The next step is to accumulate preprocessing directives and text sequences. You will need to do this in a stream, as some preprocessing directives will change the system state that will effect how later directives are handled. You can delimit preprocessing tokens as previously. A new-line # signifies the start of a preprocessing directive and a new-line ends one. This can be done with a little DFA or state machine.

Each time a preprocessing directive is encountered you will need to take a certain action.

Conditional inclusion is a bit more complicated. A #if, #ifdef or #ifndef will start an if group, a matching #endif will close it. In between there can be one of more #elifs and an optional #else. Depending on the corresponding truth values of the controlling expressions, each section is either active or inactive.

Whether in an inactive or active group, a nested #if group must be ordered correctly (with respect to #elifs, #else and #endif), however inside an inactive group all preprocessing directives (aside from there name) are ignored. For example, the following is valid:

#if 0
#if foo bar baz
#elif foo bar baz ... @
#else @@@@@
#endif @@@@@
#else
ok
#endif

This is because the nested #if group is in an inactive section. Any sequence of tokens can come after the directive names in this case. However the following is invalid:

#if 0
#if foo bar baz
#else @@@@@
#elif foo bar baz ... @
#endif @@@@@
#else
ok
#endif

The #else and #elif directives are in the wrong order. This order must be correct even in an inactive section.

This can be implemented with a stack of states. When you enter an #if group or #include, push a new state onto the stack. As you proceed through an #if group update the state. When you exit an #if group or #include pop the state off the stack. The state can keep track of whether or not you are in an #if group, where in the #if group you are, and whether or not you are currently active. As the different directives are encountered they alter the state on the top of the stack or push or pop states from it.

Standard Platform Includes (Optional/Ungraded)

This is an optional additional feature. You are not required to implement it, and it will not be graded.

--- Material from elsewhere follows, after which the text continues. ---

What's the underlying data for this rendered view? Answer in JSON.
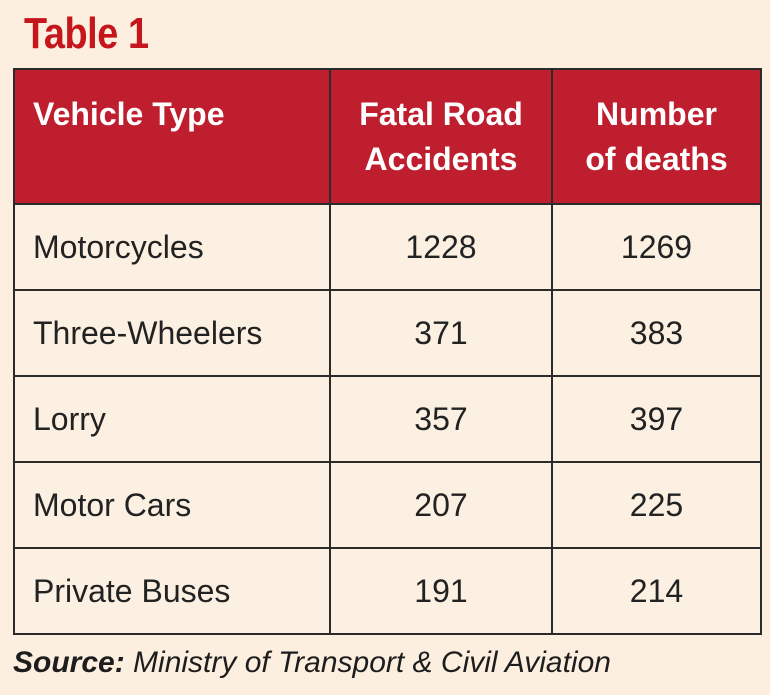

Implement a --stdinc command-line switch that adds the following directories to your include file search path:

/usr/include/c++/4.7
/usr/include/c++/4.7/x86_64-linux-gnu
/usr/include/c++/4.7/backward
/usr/lib/gcc/x86_64-linux-gnu/4.7/include
/usr/local/include
/usr/lib/gcc/x86_64-linux-gnu/4.7/include-fixed
/usr/include/x86_64-linux-gnu
/usr/include

These are the stanard system includes from the bootstrap enviornment.

You can extract this list from the bootstrap gcc compiler with the following command:

$ echo | g++ -E -v -x c++ -

Also of interest, to extract the list of predefined macros from gcc you can use this command:

$ gcc -dM -E - <<<''

If you have time feel free to experiment with preprocessing the headers in /usr/include, but note that many headers use non-standard features that will not be compatible with your toolchain. This is expected, and not something to worry about. Much later in the course you will be making a self-hosting build of your compiler, and discard the bootstrap environment. The produced self-hosted compiler will compile programs against your standard library headers, and not the standard library headers from the bootstrap environment. The bootstrap standard library is only used for building your "stage 1" compiler, which is dynamically linked against the bootstrap standard library (libstdc++). Your stage 1 compiler will statically link compiled programs against your standard library. Your stage 1 compiler will then be used to compile your stage 2 compiler, by compiling your compiler sources. This stage 2 compiler will be statically linked against your standard library (as well as compiling programs against your standard library like the stage 1 compiler). Notice that this stage 2 compiler will have no dependencies on the bootstrap environment.

The important thing to understand for this assignment is that nowhere in this whole bootstrapping process does your preproc code need to preprocess the headers in /usr/include.